Lutte : de l’argent et des promesses chez les U17

Crédit photo : Fédération Française de Lutte

Au terme des championnats d’Europe U17 de lutte disputés en Bulgarie, l’équipe de France a décroché un titre de vice-champion d’Europe.

Gréco-romaine et lutte féminine : une entrée en matière difficile

L’aventure européenne avait débuté par le style exigeant de la lutte gréco-romaine. Unique représentant français engagé dans cette discipline, Amjad Lambre a ouvert le bal. Malgré une préparation rigoureuse, son parcours s’est arrêté prématurément dès les huitièmes de finale, stoppé par un adversaire serbe plus réaliste. Une défaite frustrante, mais qui pose les jalons du travail qu’il reste à accomplir au niveau international.

Dans la foulée, ce fut au tour du contingent féminin d’entrer en lice. Les quatre lutteuses françaises engagées ont jeté toutes leurs forces dans la bataille, mais le tirage au sort et le niveau global de la compétition ont rendu la tâche particulièrement ardue. Shazel Aissiou a vu ses ambitions coupées net dès le tour de qualification, subissant la loi d’une redoutable compétitrice moldave.

En huitièmes de finale, Hind Megherat a elle aussi dû baisser les armes face à une solide lutteuse finlandaise. Le vent de la révolte a failli souffler lors des repêchages, mais le destin s’est montré tout aussi coriace. Olivia Sandin et Calista Ransy ont cru en leurs chances de médaille de bronze jusqu’au bout, avant de s’incliner respectivement face à leurs homologues grecque et russe.

Si le compteur de médailles est resté vierge chez les féminines, l’expérience acquise face aux meilleures écoles de lutte mondiales constitue un capital précieux pour la suite de leur jeune carrière.

Le show de la lutte libre

Le salut et l’euphorie de la délégation française sont finalement venus des spécialistes de la lutte libre, qui ont clôturé ces championnats en beauté. C’est dans cette discipline que les Bleuets ont fait vibrer les supporters.
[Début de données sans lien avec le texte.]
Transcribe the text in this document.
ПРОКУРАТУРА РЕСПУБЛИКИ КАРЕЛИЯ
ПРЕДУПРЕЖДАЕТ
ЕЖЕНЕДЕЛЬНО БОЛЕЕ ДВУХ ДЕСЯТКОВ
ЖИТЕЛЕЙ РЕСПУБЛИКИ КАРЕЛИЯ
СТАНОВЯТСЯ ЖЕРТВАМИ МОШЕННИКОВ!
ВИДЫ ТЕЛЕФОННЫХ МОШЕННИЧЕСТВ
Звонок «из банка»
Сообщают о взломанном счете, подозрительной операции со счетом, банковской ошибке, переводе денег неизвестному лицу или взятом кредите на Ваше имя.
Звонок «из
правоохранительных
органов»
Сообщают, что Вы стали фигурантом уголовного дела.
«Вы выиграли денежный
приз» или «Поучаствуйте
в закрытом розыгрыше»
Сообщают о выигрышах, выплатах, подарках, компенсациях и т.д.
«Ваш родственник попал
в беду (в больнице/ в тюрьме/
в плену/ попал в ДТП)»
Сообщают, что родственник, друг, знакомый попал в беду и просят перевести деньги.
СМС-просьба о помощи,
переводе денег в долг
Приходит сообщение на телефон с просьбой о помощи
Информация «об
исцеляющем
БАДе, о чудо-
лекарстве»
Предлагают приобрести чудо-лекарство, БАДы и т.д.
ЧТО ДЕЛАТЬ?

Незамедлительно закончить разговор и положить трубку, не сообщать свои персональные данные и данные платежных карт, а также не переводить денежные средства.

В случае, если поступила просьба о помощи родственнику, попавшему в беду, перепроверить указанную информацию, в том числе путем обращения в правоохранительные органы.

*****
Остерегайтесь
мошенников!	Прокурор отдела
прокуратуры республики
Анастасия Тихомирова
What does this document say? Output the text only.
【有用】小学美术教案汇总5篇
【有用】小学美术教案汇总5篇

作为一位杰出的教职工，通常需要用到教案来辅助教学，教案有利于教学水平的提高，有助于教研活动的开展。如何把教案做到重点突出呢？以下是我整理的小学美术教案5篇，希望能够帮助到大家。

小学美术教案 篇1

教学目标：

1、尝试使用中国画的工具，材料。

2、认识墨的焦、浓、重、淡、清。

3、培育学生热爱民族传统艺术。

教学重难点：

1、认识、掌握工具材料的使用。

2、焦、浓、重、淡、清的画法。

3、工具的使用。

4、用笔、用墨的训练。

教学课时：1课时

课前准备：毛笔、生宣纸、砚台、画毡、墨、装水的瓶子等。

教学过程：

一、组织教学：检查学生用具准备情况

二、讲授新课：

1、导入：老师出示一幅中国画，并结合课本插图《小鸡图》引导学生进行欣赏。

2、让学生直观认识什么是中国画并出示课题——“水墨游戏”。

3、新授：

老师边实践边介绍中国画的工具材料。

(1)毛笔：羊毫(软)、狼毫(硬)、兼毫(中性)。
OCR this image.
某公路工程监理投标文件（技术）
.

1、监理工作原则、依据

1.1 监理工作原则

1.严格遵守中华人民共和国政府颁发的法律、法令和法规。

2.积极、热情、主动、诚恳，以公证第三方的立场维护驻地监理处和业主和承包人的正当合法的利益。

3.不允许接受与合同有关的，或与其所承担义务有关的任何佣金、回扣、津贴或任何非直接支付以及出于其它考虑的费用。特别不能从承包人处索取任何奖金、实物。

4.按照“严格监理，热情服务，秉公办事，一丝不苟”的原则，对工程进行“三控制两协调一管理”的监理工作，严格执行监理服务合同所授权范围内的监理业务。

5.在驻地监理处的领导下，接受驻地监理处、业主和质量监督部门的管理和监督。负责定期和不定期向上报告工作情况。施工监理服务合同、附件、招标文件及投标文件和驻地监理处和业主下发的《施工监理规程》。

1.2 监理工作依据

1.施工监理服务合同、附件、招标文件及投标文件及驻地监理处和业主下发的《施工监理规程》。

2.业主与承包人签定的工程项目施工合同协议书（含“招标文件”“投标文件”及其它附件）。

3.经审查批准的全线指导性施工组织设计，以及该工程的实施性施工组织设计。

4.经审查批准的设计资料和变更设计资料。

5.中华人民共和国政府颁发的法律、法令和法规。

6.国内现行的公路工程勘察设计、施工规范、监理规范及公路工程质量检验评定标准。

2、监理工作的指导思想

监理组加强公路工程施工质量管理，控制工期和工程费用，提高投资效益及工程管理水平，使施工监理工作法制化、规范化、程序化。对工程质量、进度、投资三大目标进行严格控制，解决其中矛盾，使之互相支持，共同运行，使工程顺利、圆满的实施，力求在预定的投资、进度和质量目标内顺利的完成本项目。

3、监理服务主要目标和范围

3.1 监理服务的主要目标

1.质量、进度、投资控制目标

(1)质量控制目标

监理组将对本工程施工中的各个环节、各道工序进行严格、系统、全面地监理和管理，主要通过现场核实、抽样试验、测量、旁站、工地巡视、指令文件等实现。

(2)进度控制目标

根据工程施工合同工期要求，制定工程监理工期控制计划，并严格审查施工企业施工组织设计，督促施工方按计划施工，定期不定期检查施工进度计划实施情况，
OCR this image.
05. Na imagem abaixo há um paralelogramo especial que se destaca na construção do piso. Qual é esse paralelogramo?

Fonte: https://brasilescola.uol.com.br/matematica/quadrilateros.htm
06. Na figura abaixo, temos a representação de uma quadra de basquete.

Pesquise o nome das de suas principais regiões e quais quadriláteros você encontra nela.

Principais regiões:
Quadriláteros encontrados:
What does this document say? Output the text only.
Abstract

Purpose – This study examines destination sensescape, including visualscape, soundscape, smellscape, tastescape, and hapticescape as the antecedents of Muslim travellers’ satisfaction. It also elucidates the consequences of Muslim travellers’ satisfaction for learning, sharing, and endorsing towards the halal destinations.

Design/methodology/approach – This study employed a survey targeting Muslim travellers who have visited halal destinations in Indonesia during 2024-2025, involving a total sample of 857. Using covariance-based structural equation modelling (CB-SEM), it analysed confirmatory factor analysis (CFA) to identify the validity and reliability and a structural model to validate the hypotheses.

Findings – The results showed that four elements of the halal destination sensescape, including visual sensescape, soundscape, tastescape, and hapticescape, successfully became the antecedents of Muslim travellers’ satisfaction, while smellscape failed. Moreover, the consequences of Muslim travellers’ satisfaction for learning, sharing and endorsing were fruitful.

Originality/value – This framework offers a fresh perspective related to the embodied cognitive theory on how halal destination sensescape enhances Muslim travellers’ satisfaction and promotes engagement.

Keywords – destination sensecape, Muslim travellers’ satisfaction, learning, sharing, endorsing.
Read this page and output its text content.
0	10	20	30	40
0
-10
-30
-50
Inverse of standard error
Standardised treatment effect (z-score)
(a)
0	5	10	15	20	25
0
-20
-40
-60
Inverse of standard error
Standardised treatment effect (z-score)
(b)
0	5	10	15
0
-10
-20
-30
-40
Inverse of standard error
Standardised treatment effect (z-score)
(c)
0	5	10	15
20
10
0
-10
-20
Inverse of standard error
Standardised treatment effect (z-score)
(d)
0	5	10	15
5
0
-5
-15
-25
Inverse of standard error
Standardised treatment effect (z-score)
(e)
Le grand bonhomme de cette campagne bulgare s’appelle sans conteste Ali Dadaev. Pour sa toute première participation à un grand championnat international, le jeune Français a réalisé un véritable chef-d’œuvre de maturité et de technique. Son parcours qualificatif a été un modèle du genre : une victoire au forceps contre un Moldave en huitième (9-7), une démonstration de force face à un Hongrois en quart (10-0), et un combat au bout du suspense contre un Italien en demi-finale (7-6). Qualifié pour la grande finale, Ali s’est finalement incliné face à l’épouvantail russe de sa catégorie. Il s’empare ainsi d’une magnifique médaille d’argent et devient vice-champion d’Europe U17. Une performance XXL qui valide tout le potentiel de ce jeune talent.

À ses côtés, Sacha Aubert a lui aussi frôlé le bonheur absolu. Auteur d’un début de tournoi flamboyant, il a enchaîné trois victoires de prestige face à un Moldave (3-2), un Biélorusse (4-2) et un Arménien au terme d’un combat dantesque (11-10). Épuisé par ces combats d’usure, il a malheureusement buté sur un Azerbaïdjanais en demi-finale (10-0) avant de céder face à un Ukrainien lors de la finale pour la troisième place. Sacha termine à une très honorable, mais rageante, 5ème place.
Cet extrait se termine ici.